Theater-goers can soon enter the mind of horror and mystery writer Edgar Allan Poe.

This weekend, Dickinson High School drama students will perform “Poe: Dreams of Madness” by Allysa Hyne under the direction of new drama teacher, Josh Kralicek.

“Basically, (the play) is a collection of short stories written by Poe, adapted to a stage format,” Kralicke said. “It has sort of this overarching plot line about Poe as an author, about his writing process, having a bad night and remembering all sorts of traumas going on in his life. It kind of weaves in how so much of his stories are inspired directly from things in his life.”

Poe’s life is one marked by tragedy. He was abandoned by his real father and disowned by his foster father. His mother, foster mother and wife died of illness, two of which were attributed to tuberculosis. He incurred gambling debt, became an alcoholic and died under mysterious circumstances.

Senior Dallen Schuetzler, already a fan of Poe, plays him in the production.
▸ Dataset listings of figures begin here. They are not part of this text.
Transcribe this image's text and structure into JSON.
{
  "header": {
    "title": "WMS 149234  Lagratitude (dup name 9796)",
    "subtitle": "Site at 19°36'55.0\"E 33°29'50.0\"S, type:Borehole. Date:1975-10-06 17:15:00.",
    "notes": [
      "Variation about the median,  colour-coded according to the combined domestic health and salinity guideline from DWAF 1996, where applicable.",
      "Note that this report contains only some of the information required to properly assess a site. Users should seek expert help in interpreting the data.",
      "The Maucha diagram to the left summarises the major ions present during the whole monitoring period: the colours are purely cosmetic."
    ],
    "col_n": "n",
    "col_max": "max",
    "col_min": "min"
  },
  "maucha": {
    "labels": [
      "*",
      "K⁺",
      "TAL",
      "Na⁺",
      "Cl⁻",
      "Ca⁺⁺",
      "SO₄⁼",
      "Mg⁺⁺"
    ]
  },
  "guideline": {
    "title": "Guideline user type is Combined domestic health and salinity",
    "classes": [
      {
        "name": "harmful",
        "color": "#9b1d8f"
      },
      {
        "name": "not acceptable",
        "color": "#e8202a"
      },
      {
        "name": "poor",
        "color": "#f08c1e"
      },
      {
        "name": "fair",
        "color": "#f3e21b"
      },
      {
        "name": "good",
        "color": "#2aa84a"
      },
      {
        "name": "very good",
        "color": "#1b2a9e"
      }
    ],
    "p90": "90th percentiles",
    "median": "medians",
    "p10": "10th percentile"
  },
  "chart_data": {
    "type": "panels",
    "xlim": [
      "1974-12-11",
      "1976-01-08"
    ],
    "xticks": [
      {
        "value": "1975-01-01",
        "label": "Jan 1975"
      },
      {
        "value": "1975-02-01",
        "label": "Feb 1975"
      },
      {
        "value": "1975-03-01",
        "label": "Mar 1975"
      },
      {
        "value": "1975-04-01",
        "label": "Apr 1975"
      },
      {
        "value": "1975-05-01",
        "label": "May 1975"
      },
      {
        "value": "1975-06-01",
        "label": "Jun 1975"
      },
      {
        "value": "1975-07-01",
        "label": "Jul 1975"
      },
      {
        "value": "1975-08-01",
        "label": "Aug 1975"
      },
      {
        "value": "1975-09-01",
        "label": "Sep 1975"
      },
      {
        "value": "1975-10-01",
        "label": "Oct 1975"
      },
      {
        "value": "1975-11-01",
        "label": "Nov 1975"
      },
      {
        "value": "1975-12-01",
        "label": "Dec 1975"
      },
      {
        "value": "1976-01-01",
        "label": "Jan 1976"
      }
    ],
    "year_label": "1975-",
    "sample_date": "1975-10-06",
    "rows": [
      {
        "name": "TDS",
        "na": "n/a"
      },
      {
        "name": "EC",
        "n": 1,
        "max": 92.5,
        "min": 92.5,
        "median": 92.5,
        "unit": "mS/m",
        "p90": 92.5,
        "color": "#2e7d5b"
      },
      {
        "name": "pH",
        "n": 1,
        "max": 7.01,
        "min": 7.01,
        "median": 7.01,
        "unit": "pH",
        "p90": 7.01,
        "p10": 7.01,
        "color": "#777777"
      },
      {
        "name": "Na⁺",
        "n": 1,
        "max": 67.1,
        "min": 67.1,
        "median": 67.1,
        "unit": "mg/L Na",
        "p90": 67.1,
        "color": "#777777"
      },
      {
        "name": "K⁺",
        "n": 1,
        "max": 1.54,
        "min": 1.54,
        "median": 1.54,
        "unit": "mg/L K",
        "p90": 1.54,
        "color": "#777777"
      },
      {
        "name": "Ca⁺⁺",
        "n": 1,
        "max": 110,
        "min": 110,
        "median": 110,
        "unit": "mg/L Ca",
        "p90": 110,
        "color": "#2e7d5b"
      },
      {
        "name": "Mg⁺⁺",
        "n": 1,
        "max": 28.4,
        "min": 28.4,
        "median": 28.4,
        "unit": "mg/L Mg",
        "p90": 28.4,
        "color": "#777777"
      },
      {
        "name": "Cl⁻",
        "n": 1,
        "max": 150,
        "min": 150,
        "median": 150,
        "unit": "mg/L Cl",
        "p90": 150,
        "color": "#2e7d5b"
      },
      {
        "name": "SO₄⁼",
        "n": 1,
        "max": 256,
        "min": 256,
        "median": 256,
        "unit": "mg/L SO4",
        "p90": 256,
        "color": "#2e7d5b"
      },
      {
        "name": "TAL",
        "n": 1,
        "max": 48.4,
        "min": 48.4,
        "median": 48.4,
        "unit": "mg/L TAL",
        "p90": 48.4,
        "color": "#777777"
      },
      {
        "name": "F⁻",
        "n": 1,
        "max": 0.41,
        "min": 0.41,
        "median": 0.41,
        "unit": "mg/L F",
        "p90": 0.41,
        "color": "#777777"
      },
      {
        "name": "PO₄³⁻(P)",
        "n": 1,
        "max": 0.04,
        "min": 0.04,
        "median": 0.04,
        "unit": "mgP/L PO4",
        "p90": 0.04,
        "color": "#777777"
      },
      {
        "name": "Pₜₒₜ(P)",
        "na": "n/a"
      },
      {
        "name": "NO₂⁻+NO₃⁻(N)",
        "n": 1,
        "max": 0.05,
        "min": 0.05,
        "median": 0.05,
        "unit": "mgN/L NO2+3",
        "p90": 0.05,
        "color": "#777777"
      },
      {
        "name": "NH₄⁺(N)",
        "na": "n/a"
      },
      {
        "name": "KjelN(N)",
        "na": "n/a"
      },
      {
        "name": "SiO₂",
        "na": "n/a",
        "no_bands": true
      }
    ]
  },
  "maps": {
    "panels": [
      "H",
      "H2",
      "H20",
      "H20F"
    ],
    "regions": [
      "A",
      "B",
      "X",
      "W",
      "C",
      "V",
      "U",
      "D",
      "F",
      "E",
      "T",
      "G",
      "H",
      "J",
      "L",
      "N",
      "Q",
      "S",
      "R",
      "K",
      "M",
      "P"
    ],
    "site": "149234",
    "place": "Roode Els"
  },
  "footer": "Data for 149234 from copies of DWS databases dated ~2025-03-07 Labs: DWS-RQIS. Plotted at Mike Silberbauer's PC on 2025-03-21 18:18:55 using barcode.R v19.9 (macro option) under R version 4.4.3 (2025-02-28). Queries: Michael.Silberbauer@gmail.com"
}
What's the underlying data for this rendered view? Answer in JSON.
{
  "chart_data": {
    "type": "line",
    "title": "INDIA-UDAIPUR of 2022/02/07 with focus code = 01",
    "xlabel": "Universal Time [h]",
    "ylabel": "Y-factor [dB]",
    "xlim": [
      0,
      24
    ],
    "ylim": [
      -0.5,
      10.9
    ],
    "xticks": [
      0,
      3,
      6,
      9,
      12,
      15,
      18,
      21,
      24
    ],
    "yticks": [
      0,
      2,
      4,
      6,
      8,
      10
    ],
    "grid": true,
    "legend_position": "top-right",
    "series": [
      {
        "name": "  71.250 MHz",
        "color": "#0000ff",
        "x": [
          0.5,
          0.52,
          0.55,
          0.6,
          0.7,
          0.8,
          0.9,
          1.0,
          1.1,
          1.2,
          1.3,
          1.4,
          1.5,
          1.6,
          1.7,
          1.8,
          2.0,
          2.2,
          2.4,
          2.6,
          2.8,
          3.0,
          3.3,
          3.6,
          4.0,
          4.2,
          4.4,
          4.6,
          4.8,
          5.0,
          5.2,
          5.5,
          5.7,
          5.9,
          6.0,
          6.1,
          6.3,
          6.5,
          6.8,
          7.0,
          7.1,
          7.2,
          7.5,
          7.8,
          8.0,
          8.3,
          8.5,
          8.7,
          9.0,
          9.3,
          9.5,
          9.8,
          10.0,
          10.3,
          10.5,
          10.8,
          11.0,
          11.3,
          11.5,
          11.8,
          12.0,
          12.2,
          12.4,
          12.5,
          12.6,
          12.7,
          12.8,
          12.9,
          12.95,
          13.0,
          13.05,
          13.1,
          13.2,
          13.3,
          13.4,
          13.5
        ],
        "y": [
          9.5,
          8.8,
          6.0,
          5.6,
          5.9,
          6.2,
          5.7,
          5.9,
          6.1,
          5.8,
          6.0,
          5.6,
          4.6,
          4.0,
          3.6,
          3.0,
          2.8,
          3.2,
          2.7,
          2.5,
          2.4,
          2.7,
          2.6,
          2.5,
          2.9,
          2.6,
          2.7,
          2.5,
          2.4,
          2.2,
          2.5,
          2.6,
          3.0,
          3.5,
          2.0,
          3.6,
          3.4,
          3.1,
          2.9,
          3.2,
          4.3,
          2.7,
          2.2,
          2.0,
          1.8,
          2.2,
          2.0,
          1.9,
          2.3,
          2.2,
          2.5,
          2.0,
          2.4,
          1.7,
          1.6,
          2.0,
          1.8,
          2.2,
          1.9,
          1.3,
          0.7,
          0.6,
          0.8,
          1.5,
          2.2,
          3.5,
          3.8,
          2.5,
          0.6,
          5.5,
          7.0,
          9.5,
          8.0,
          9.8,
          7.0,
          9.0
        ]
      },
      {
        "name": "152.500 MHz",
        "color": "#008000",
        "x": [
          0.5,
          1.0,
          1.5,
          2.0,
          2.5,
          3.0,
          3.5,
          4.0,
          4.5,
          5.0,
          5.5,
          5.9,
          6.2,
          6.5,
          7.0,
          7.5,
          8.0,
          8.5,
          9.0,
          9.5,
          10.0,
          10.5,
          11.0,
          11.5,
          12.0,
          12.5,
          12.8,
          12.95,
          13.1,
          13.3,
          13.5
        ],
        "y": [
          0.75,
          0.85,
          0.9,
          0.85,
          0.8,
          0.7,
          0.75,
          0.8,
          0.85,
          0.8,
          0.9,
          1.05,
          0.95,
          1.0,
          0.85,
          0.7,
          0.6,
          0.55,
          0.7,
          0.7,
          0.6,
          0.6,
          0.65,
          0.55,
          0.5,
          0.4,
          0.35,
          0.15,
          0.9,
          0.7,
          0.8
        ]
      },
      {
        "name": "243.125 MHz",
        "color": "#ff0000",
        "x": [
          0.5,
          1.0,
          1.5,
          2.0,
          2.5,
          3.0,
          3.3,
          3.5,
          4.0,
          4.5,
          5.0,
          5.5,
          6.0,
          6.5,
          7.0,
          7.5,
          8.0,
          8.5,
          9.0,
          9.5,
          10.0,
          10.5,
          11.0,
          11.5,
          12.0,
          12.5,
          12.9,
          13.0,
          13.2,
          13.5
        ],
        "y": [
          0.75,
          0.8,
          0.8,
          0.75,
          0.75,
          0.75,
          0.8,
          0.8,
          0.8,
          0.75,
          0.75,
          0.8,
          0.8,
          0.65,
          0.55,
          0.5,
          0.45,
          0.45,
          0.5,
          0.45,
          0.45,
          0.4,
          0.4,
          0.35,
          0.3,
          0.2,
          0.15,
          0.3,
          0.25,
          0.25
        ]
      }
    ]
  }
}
“I just try to get into that gloomier mindset of gloom and death and destruction that he has when writing his stories … I think of his poems and stories and there’s another author, H.P. Lovecraft, (who) also rights horror-esq stories, so I also read some of those,” he said.

Schuetzler’s favorite scene is one about Poe’s short story “The Fall of the House of Usher.”

“I feel like Rodrick Usher has much of the same mindset of Poe. All of these things are happening to him that are just doom and gloom, like in Poe’s life,” he said.

Kralicek gave the senior students four options from which to choose.

“I think they saw an excerpt of it at competitive drama, and they were pretty impressed with it,” he said. “They were just drawn to the concept in general. Kids tend to like dark and gloomy.

Although he has acted on and off for 10 years, Kralicek said his new position has had a bit of a learning curve.

“I’m really tapping into a lot of my students’ expertise,” he said. “I’m pretty knowledgeable (with the) tech side and acting side, but set design was really hard for me. I try to find who’s good at what and get them in. It’s been very much a team process.”

The play itself comes with some challenges.

“What’s kind of challenging with this play is there’s no scene breaks,” Kralicek said. “It’s constant through the whole show. New characters are kind of just brought on by other characters. There’s very slight scene changes. Most of it is just suggestive, not by the play itself, but just kind of how it’s written. It’s been challenging, but at the same time, a little bit freeing to be confined to that one space the whole time.”

Schuetzler thinks Kralicek has been up to the challenge so far.

“I think he’s doing a really good job, actually, especially for his first play. He’s given us all the direction we need, and he’s adapting well to all this new stuff,” he said.

The group will perform the play in the school's auditorium on Nov. 22 and 23 at 7 p.m. and Nov. 24 at 2 pm. Admission is $5 for students and $8 for adults. The play is produced by special arrangement with Pioneer Drama Service, Inc. in Denver, Colorado.